Flashman’s virtuosity on the keyboard was either highly eccentric or less memorable than he imagined, for years later when Ida Pfeiffer was invited to play the palace piano, she understood Ranavalona to say that she “had never seen anyone play with their hands”. Mme Pfeiffer found the piano sadly out of tune.
These peculiar divination-boards were known as sikidy. According to Sibree, there were three of them, one of four squares by sixteen, a second four by four, and a third four by eight
An unflattering description of Prince Rakota, although not unlike his portrait, which survives. Oliver described him as being like a Greek god, with dark curls and light gold skin, but agrees with Flashman’s estimate of his character, and confirms that he was a moderating influence on his mother.

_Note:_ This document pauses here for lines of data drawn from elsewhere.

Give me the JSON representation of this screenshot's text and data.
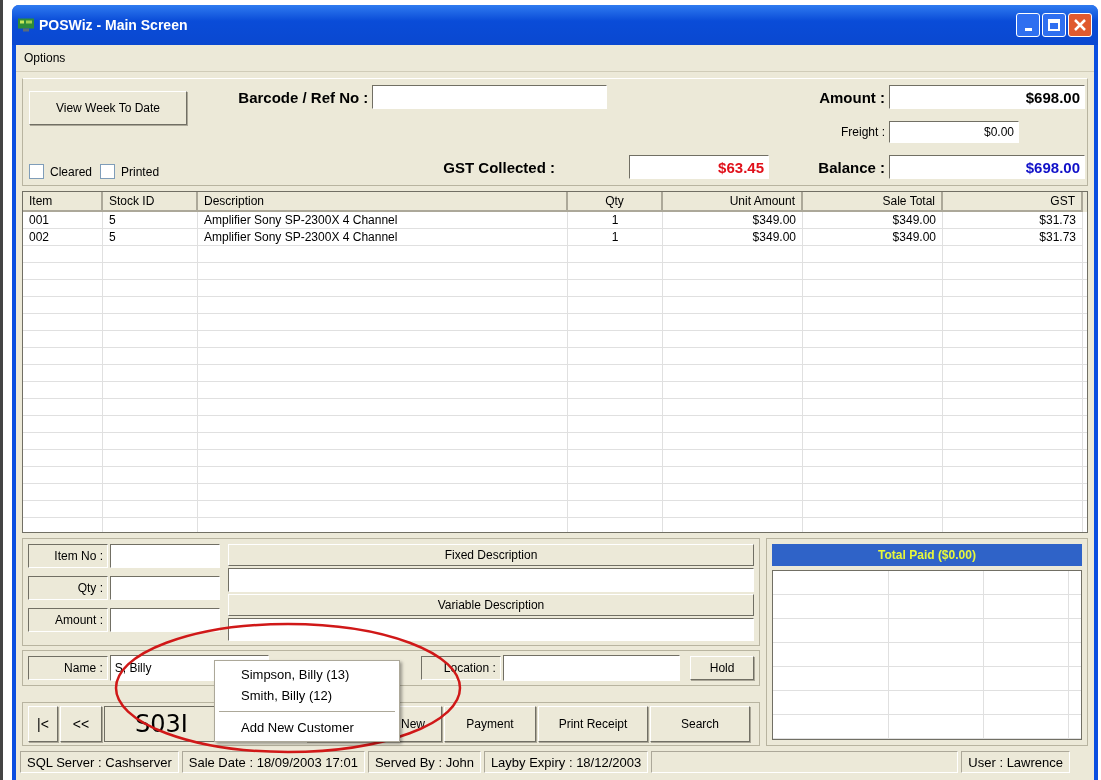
{
  "window": {
    "title": "POSWiz - Main Screen"
  },
  "menu": [
    "Options"
  ],
  "header": {
    "view_button": "View Week To Date",
    "barcode_label": "Barcode / Ref No :",
    "amount_label": "Amount :",
    "amount": "$698.00",
    "freight_label": "Freight :",
    "freight": "$0.00",
    "gst_label": "GST Collected :",
    "gst": "$63.45",
    "balance_label": "Balance :",
    "balance": "$698.00",
    "checkboxes": [
      {
        "label": "Cleared",
        "checked": false
      },
      {
        "label": "Printed",
        "checked": false
      }
    ]
  },
  "table": {
    "columns": [
      "Item",
      "Stock ID",
      "Description",
      "Qty",
      "Unit Amount",
      "Sale Total",
      "GST"
    ],
    "rows": [
      [
        "001",
        "5",
        "Amplifier Sony SP-2300X 4 Channel",
        "1",
        "$349.00",
        "$349.00",
        "$31.73"
      ],
      [
        "002",
        "5",
        "Amplifier Sony SP-2300X 4 Channel",
        "1",
        "$349.00",
        "$349.00",
        "$31.73"
      ]
    ]
  },
  "entry": {
    "item_no_label": "Item No :",
    "qty_label": "Qty :",
    "amount_label": "Amount :",
    "fixed_description": "Fixed Description",
    "variable_description": "Variable Description",
    "name_label": "Name :",
    "name": "S, Billy",
    "location_label": "Location :",
    "hold_button": "Hold"
  },
  "payments": {
    "title": "Total Paid ($0.00)"
  },
  "nav": {
    "first": "|<",
    "prev": "<<",
    "sale_number": "S03I",
    "buttons": [
      "New",
      "Payment",
      "Print Receipt",
      "Search"
    ]
  },
  "customer_menu": {
    "items": [
      {
        "kind": "item",
        "label": "Simpson, Billy (13)"
      },
      {
        "kind": "item",
        "label": "Smith, Billy (12)"
      },
      {
        "kind": "separator"
      },
      {
        "kind": "item",
        "label": "Add New Customer"
      }
    ]
  },
  "status_bar": [
    "SQL Server : Cashserver",
    "Sale Date : 18/09/2003 17:01",
    "Served By : John",
    "Layby Expiry : 18/12/2003",
    "User : Lawrence"
  ]
}
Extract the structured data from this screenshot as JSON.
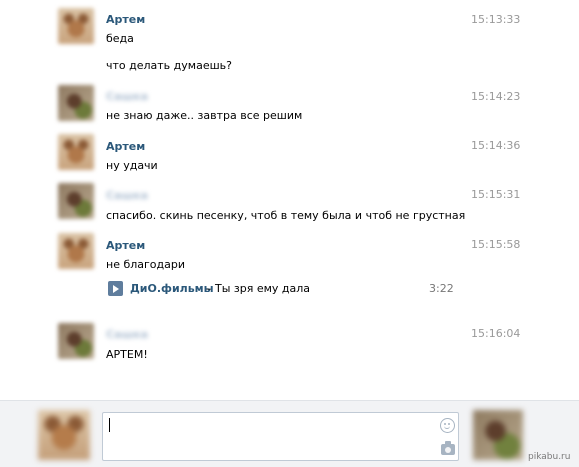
{
  "messages": [
    {
      "author": "Артем",
      "time": "15:13:33",
      "lines": [
        "беда",
        "что делать думаешь?"
      ]
    },
    {
      "author": "Сашка",
      "time": "15:14:23",
      "lines": [
        "не знаю даже.. завтра все решим"
      ]
    },
    {
      "author": "Артем",
      "time": "15:14:36",
      "lines": [
        "ну удачи"
      ]
    },
    {
      "author": "Сашка",
      "time": "15:15:31",
      "lines": [
        "спасибо. скинь песенку, чтоб в тему была и чтоб не грустная"
      ]
    },
    {
      "author": "Артем",
      "time": "15:15:58",
      "lines": [
        "не благодари"
      ],
      "audio": {
        "artist": "ДиО.фильмы",
        "title": "– Ты зря ему дала",
        "duration": "3:22",
        "icon": "play-icon"
      }
    },
    {
      "author": "Сашка",
      "time": "15:16:04",
      "lines": [
        "АРТЕМ!"
      ]
    }
  ],
  "compose": {
    "input_value": "",
    "icons": [
      "smile-icon",
      "camera-icon"
    ]
  },
  "watermark": "pikabu.ru",
  "colors": {
    "author_link": "#2b587a",
    "time": "#999999",
    "compose_bg": "#f2f3f5"
  }
}
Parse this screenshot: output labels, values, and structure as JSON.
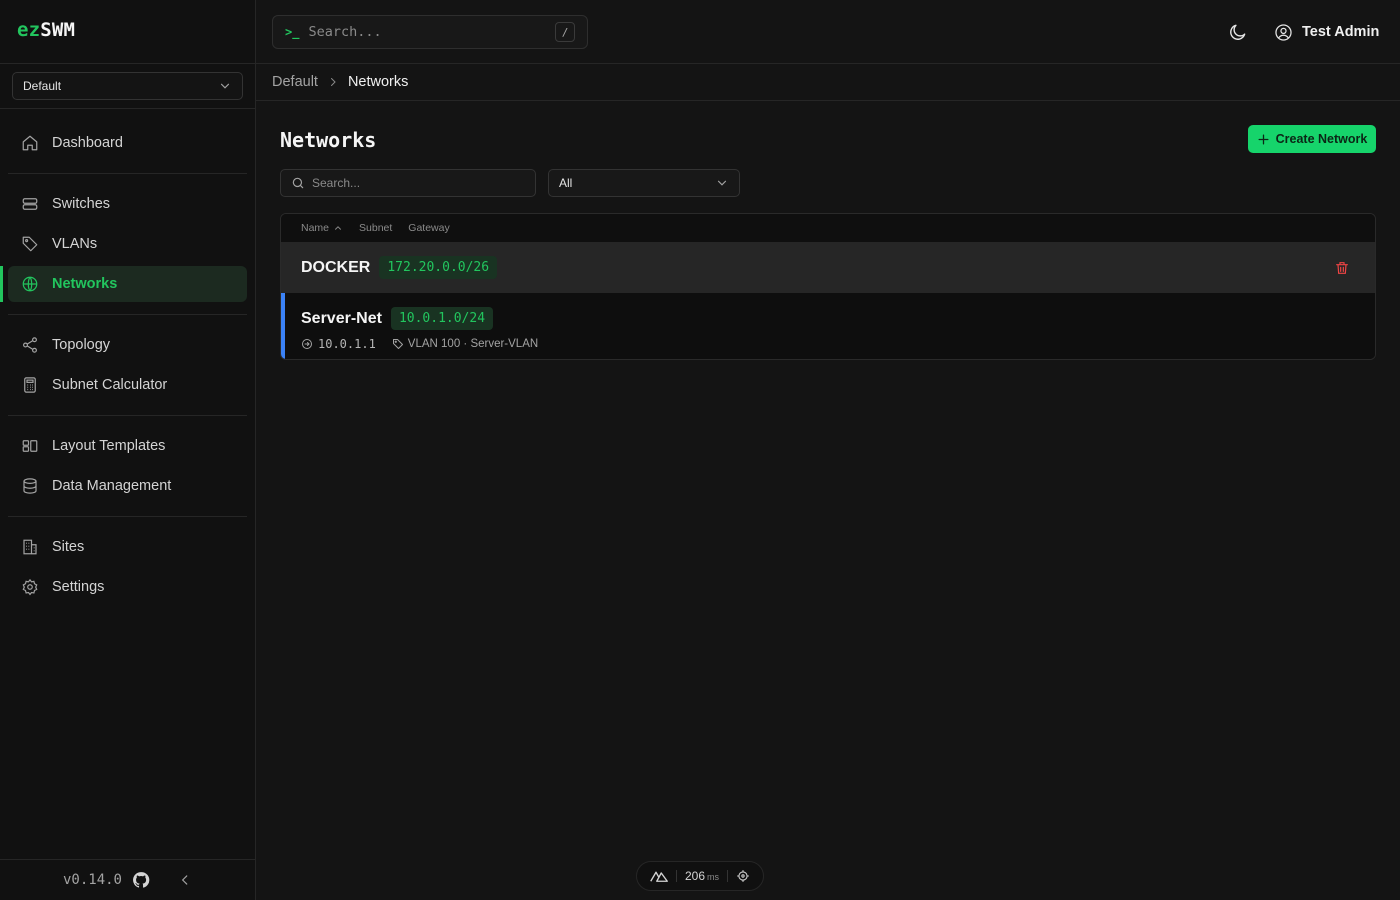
{
  "brand": {
    "ez": "ez",
    "swm": "SWM"
  },
  "org_selector": {
    "value": "Default"
  },
  "nav": {
    "dashboard": "Dashboard",
    "switches": "Switches",
    "vlans": "VLANs",
    "networks": "Networks",
    "topology": "Topology",
    "subnet_calculator": "Subnet Calculator",
    "layout_templates": "Layout Templates",
    "data_management": "Data Management",
    "sites": "Sites",
    "settings": "Settings"
  },
  "footer": {
    "version": "v0.14.0"
  },
  "header": {
    "search_prompt": ">_",
    "search_placeholder": "Search...",
    "search_shortcut": "/",
    "user_name": "Test Admin"
  },
  "breadcrumb": {
    "root": "Default",
    "current": "Networks"
  },
  "page": {
    "title": "Networks",
    "create_button": "Create Network",
    "filter_search_placeholder": "Search...",
    "filter_select_value": "All"
  },
  "table": {
    "columns": {
      "name": "Name",
      "subnet": "Subnet",
      "gateway": "Gateway"
    },
    "rows": [
      {
        "name": "DOCKER",
        "cidr": "172.20.0.0/26"
      },
      {
        "name": "Server-Net",
        "cidr": "10.0.1.0/24",
        "gateway": "10.0.1.1",
        "vlan": "VLAN 100 · Server-VLAN"
      }
    ]
  },
  "dev_pill": {
    "time": "206",
    "unit": "ms"
  },
  "colors": {
    "accent": "#22c55e",
    "button": "#16d46b",
    "danger": "#ef4444",
    "row_accent": "#3b82f6"
  }
}
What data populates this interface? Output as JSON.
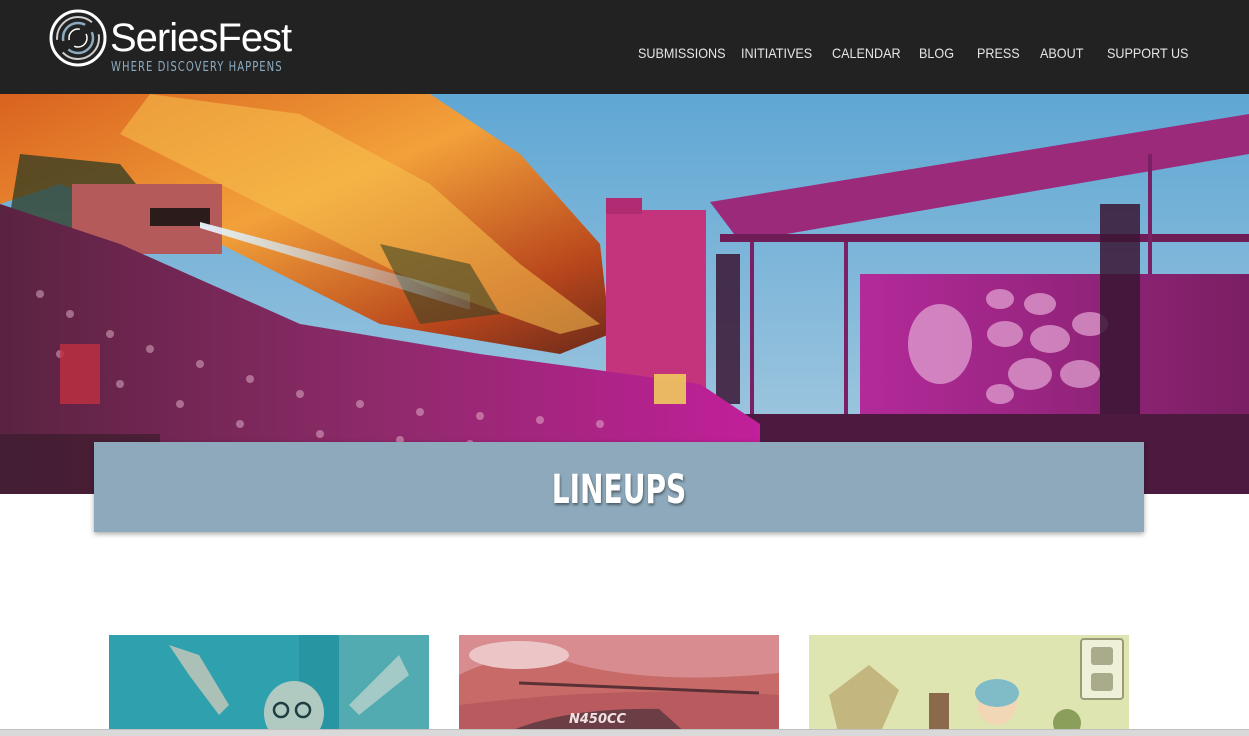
{
  "brand": {
    "name": "SeriesFest",
    "tagline": "WHERE DISCOVERY HAPPENS"
  },
  "nav": {
    "items": [
      {
        "label": "SUBMISSIONS"
      },
      {
        "label": "INITIATIVES"
      },
      {
        "label": "CALENDAR"
      },
      {
        "label": "BLOG"
      },
      {
        "label": "PRESS"
      },
      {
        "label": "ABOUT"
      },
      {
        "label": "SUPPORT US"
      }
    ]
  },
  "page": {
    "title": "LINEUPS"
  },
  "cards": [
    {
      "overlay_color": "#2fa3a8"
    },
    {
      "overlay_color": "#d56a78",
      "plate_text": "N450CC"
    },
    {
      "overlay_color": "#c8d98a"
    }
  ],
  "colors": {
    "header_bg": "#222222",
    "tagline": "#8cabc1",
    "banner_bg": "#8da9bb"
  }
}
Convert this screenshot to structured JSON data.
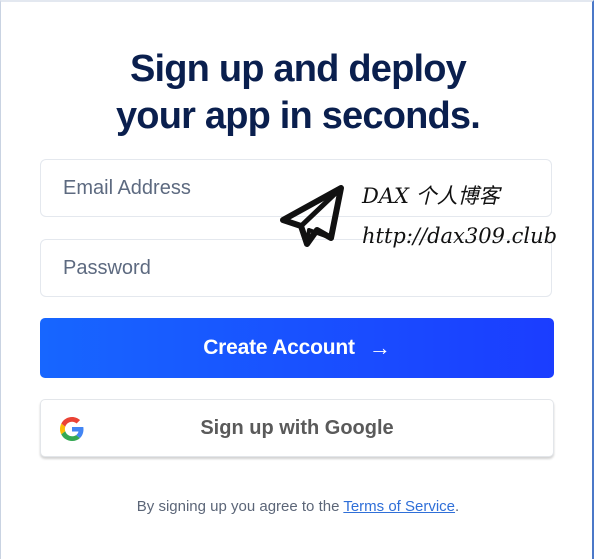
{
  "heading": {
    "line1": "Sign up and deploy",
    "line2": "your app in seconds."
  },
  "form": {
    "email_placeholder": "Email Address",
    "password_placeholder": "Password",
    "create_button_label": "Create Account",
    "create_button_arrow": "→",
    "google_button_label": "Sign up with Google"
  },
  "terms": {
    "prefix": "By signing up you agree to the ",
    "link": "Terms of Service",
    "suffix": "."
  },
  "watermark": {
    "line1": "DAX 个人博客",
    "line2": "http://dax309.club",
    "icon": "paper-plane-icon"
  },
  "colors": {
    "heading": "#0a1f4e",
    "primary_button_start": "#1766ff",
    "primary_button_end": "#1b3dff",
    "link": "#2f6fd8"
  }
}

Flashman is the only survivor of the tanguin, or tangena, ordeal to have written of the experience. His account varies from other descriptions only on minor points – it was customary, when time was available, to starve the patient for 24 hours before the scraped stone of the tanguin fruit was administered, and some historians say that in order to pass the test the pieces of chicken skin had to be regurgitated in a particular direction. The deposit of 28 dollars (Flashman says 24) was normally put up by the accuser of the person undergoing the test – if the accused failed the test, the accuser got his money back, but if he passed, the accuser recovered only one-third of the deposit, the other thirds going to the accused and the Queen.
As a result of its separate evolution, the plant and animal life of Madagascar is unique, and it has been estimated that ninety per cent of its living things exist nowhere else on earth. Among its more celebrated fabulous monsters was the giant Roc bird which carried off Sinbad. The “apes” which Flashman saw were probably sifakas, a type of lemur capable of prodigious jumps.